Note: In order to qualify for the position, the candidate must be a U.S. citizen or resident alien. A candidate with an I-551 stamp in their passport can also qualify since this is temporary verification of permanent residency status pending issuance of the green card. Individuals with "Employment Authorization" documents (EADs) do not meet eligibility criteria.

Application materials may be submitted via email to Trish Murphy. Paper copies and Official Transcripts and/or Proof of Academic Good Standing must be mailed to:

Ms. Trish Murphy
Surveillance Research Program
9609 Medical Center Drive MSC 9765 Room 4E516
Bethesda, MD 20892 (U.S. Mail)
Rockville, MD 20850 (Courier Service)
Tel. 240-276-6903
Fax: 240-276-7908

The National Cancer Institute is an Equal Opportunity Employer.

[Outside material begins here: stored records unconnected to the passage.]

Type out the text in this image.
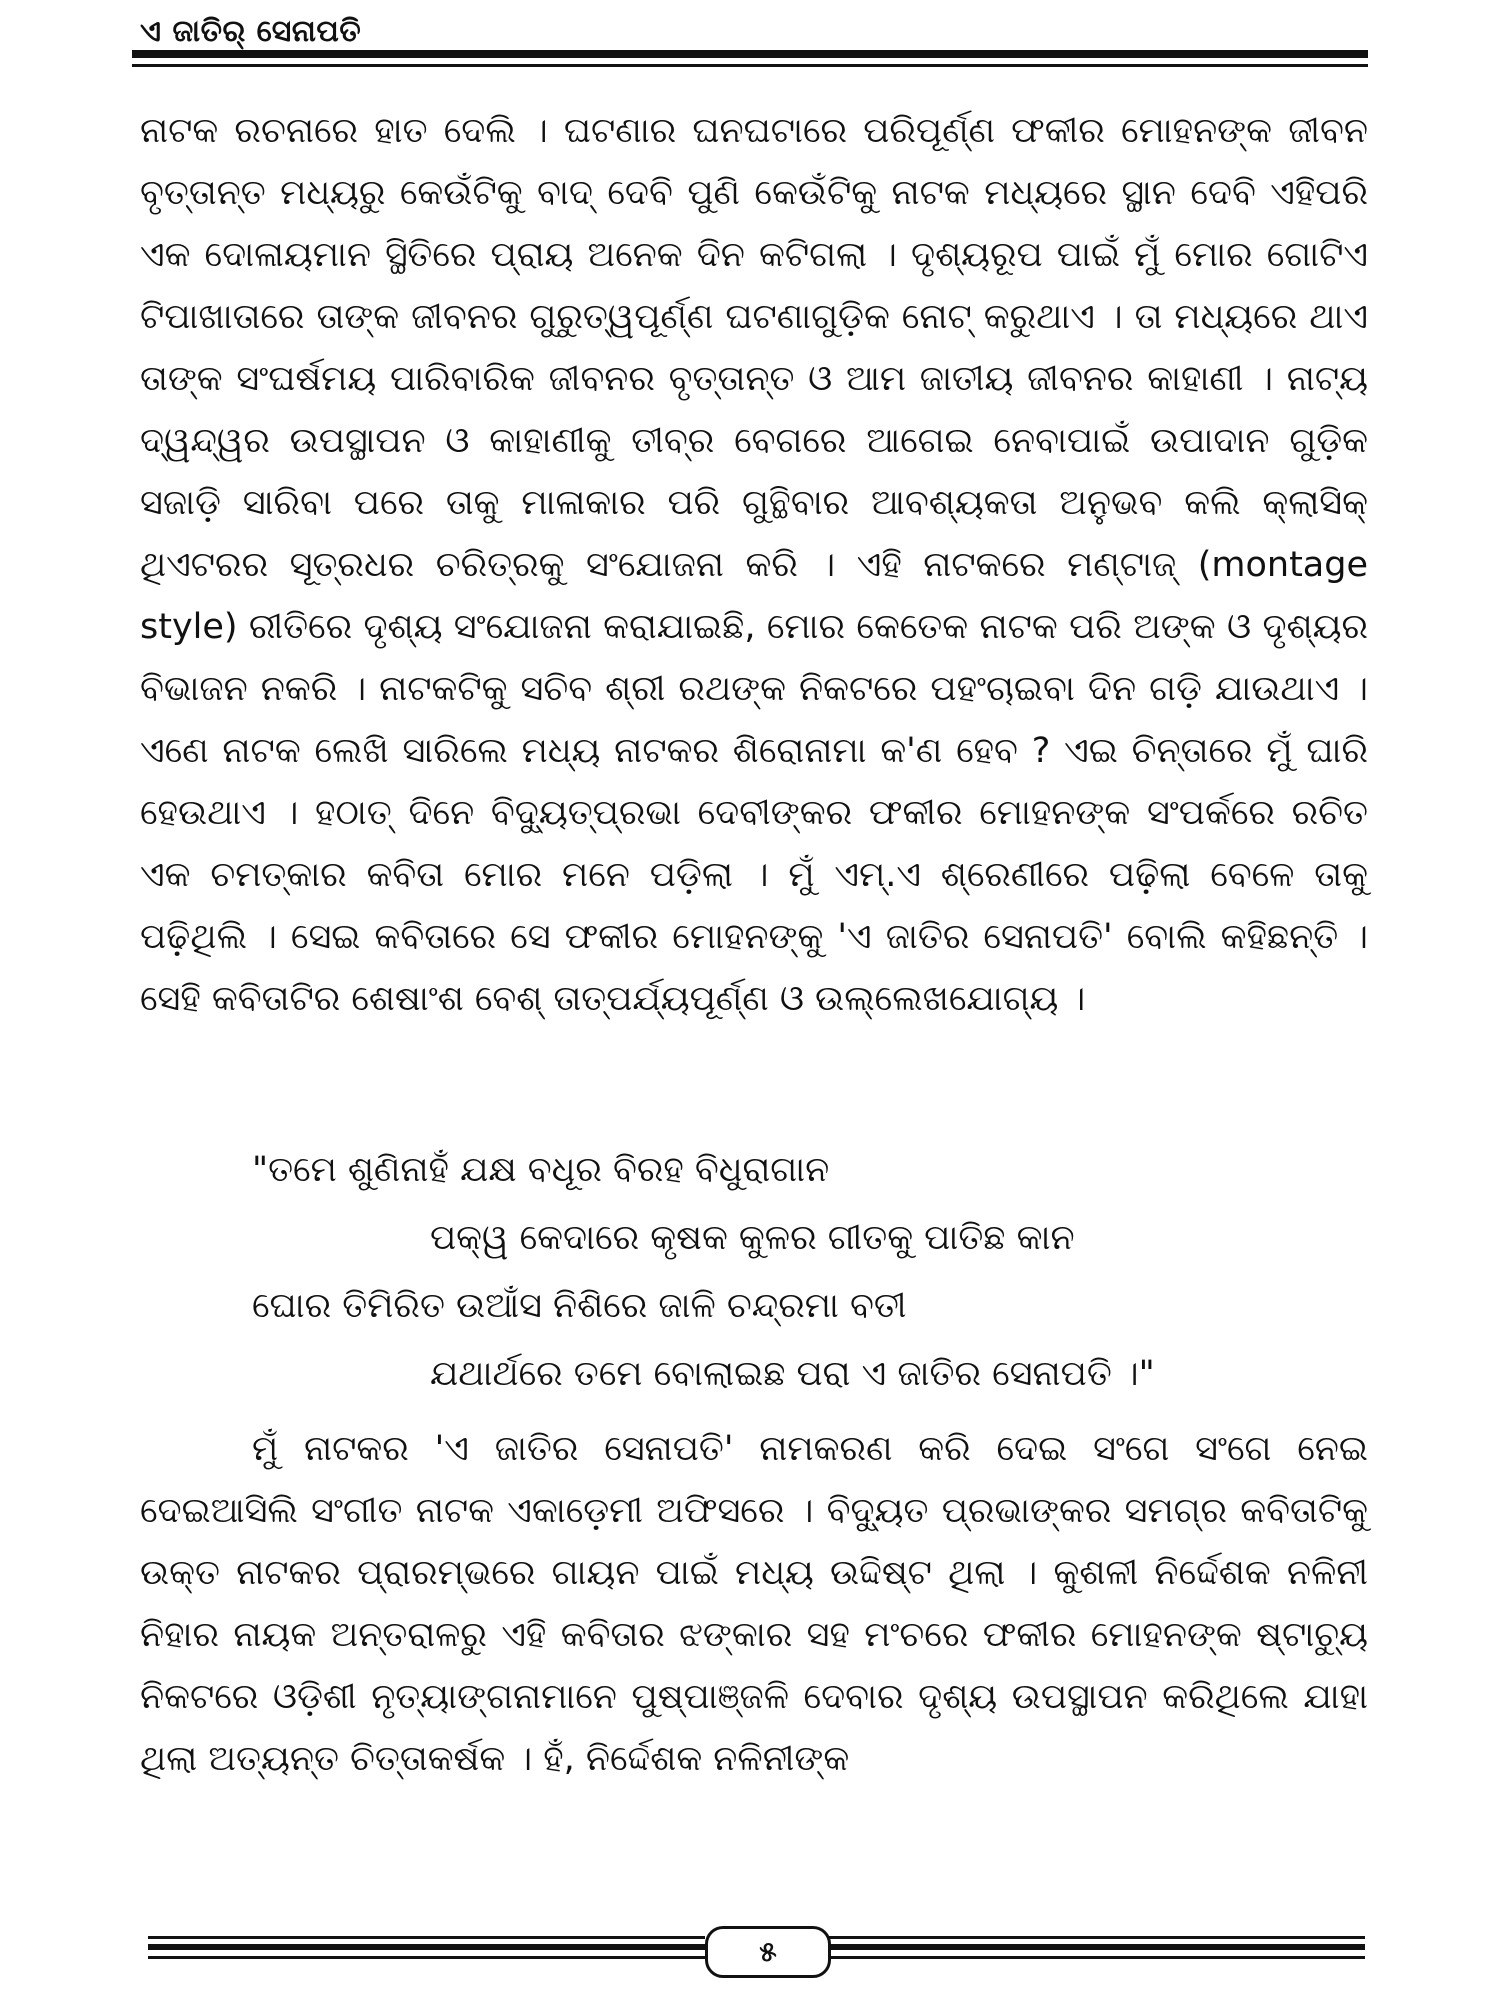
ଏ ଜାତିର୍ ସେନାପତି

ନାଟକ ରଚନାରେ ହାତ ଦେଲି । ଘଟଣାର ଘନଘଟାରେ ପରିପୂର୍ଣ୍ଣ ଫକୀର ମୋହନଙ୍କ ଜୀବନ ବୃତ୍ତାନ୍ତ ମଧ୍ୟରୁ କେଉଁଟିକୁ ବାଦ୍ ଦେବି ପୁଣି କେଉଁଟିକୁ ନାଟକ ମଧ୍ୟରେ ସ୍ଥାନ ଦେବି ଏହିପରି ଏକ ଦୋଳାୟମାନ ସ୍ଥିତିରେ ପ୍ରାୟ ଅନେକ ଦିନ କଟିଗଲା । ଦୃଶ୍ୟରୂପ ପାଇଁ ମୁଁ ମୋର ଗୋଟିଏ ଟିପାଖାତାରେ ତାଙ୍କ ଜୀବନର ଗୁରୁତ୍ୱପୂର୍ଣ୍ଣ ଘଟଣାଗୁଡ଼ିକ ନୋଟ୍ କରୁଥାଏ । ତା ମଧ୍ୟରେ ଥାଏ ତାଙ୍କ ସଂଘର୍ଷମୟ ପାରିବାରିକ ଜୀବନର ବୃତ୍ତାନ୍ତ ଓ ଆମ ଜାତୀୟ ଜୀବନର କାହାଣୀ । ନାଟ୍ୟ ଦ୍ୱନ୍ଦ୍ୱର ଉପସ୍ଥାପନ ଓ କାହାଣୀକୁ ତୀବ୍ର ବେଗରେ ଆଗେଇ ନେବାପାଇଁ ଉପାଦାନ ଗୁଡ଼ିକ ସଜାଡ଼ି ସାରିବା ପରେ ତାକୁ ମାଳାକାର ପରି ଗୁନ୍ଥିବାର ଆବଶ୍ୟକତା ଅନୁଭବ କଲି କ୍ଲାସିକ୍ ଥିଏଟରର ସୂତ୍ରଧର ଚରିତ୍ରକୁ ସଂଯୋଜନା କରି । ଏହି ନାଟକରେ ମଣ୍ଟାଜ୍ (montage style) ରୀତିରେ ଦୃଶ୍ୟ ସଂଯୋଜନା କରାଯାଇଛି, ମୋର କେତେକ ନାଟକ ପରି ଅଙ୍କ ଓ ଦୃଶ୍ୟର ବିଭାଜନ ନକରି । ନାଟକଟିକୁ ସଚିବ ଶ୍ରୀ ରଥଙ୍କ ନିକଟରେ ପହଂଚାଇବା ଦିନ ଗଡ଼ି ଯାଉଥାଏ । ଏଣେ ନାଟକ ଲେଖି ସାରିଲେ ମଧ୍ୟ ନାଟକର ଶିରୋନାମା କ'ଣ ହେବ ? ଏଇ ଚିନ୍ତାରେ ମୁଁ ଘାରି ହେଉଥାଏ । ହଠାତ୍ ଦିନେ ବିଦ୍ୟୁତ୍‌ପ୍ରଭା ଦେବୀଙ୍କର ଫକୀର ମୋହନଙ୍କ ସଂପର୍କରେ ରଚିତ ଏକ ଚମତ୍କାର କବିତା ମୋର ମନେ ପଡ଼ିଲା । ମୁଁ ଏମ୍.ଏ ଶ୍ରେଣୀରେ ପଢ଼ିଲା ବେଳେ ତାକୁ ପଢ଼ିଥିଲି । ସେଇ କବିତାରେ ସେ ଫକୀର ମୋହନଙ୍କୁ 'ଏ ଜାତିର ସେନାପତି' ବୋଲି କହିଛନ୍ତି । ସେହି କବିତାଟିର ଶେଷାଂଶ ବେଶ୍ ତାତ୍ପର୍ଯ୍ୟପୂର୍ଣ୍ଣ ଓ ଉଲ୍ଲେଖଯୋଗ୍ୟ ।

"ତମେ ଶୁଣିନାହଁ ଯକ୍ଷ ବଧୂର ବିରହ ବିଧୁରାଗାନ
ପକ୍ୱ କେଦାରେ କୃଷକ କୁଳର ଗୀତକୁ ପାତିଛ କାନ
ଘୋର ତିମିରିତ ଉଆଁସ ନିଶିରେ ଜାଳି ଚନ୍ଦ୍ରମା ବତୀ
ଯଥାର୍ଥରେ ତମେ ବୋଲାଇଛ ପରା ଏ ଜାତିର ସେନାପତି ।"

ମୁଁ ନାଟକର 'ଏ ଜାତିର ସେନାପତି' ନାମକରଣ କରି ଦେଇ ସଂଗେ ସଂଗେ ନେଇ ଦେଇଆସିଲି ସଂଗୀତ ନାଟକ ଏକାଡ଼େମୀ ଅଫିସରେ । ବିଦ୍ୟୁତ ପ୍ରଭାଙ୍କର ସମଗ୍ର କବିତାଟିକୁ ଉକ୍ତ ନାଟକର ପ୍ରାରମ୍ଭରେ ଗାୟନ ପାଇଁ ମଧ୍ୟ ଉଦ୍ଦିଷ୍ଟ ଥିଲା । କୁଶଳୀ ନିର୍ଦ୍ଦେଶକ ନଳିନୀ ନିହାର ନାୟକ ଅନ୍ତରାଳରୁ ଏହି କବିତାର ଝଙ୍କାର ସହ ମଂଚରେ ଫକୀର ମୋହନଙ୍କ ଷ୍ଟାଚ୍ୟୁ ନିକଟରେ ଓଡ଼ିଶୀ ନୃତ୍ୟାଙ୍ଗନାମାନେ ପୁଷ୍ପାଞ୍ଜଳି ଦେବାର ଦୃଶ୍ୟ ଉପସ୍ଥାପନ କରିଥିଲେ ଯାହା ଥିଲା ଅତ୍ୟନ୍ତ ଚିତ୍ତାକର୍ଷକ । ହଁ, ନିର୍ଦ୍ଦେଶକ ନଳିନୀଙ୍କ

୫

The Fellowship Mentor for this position will be:

Paul Fearn, Ph.D., MBA
Chief, Surveillance Informatics Branch
Surveillance Research Program, National Cancer Institute
National Institutes of Health
9609 Medical Center Drive MSC 9765
Bethesda, MD 20892 (U.S. Mail)
Rockville, MD 20850 (Courier Service)

Approximate Start Date

As soon as possible.

Stipend and Benefits

The stipends for CRTA Fellows are adjusted yearly, and are commensurate with academic achievement and relevant experience. More information is available online at: Benefits include health insurance at no cost and a wide range of career development and social activities. The office is located in commuter-friendly Rockville, Maryland, close to the bustling metropolis of Bethesda, and near downtown DC.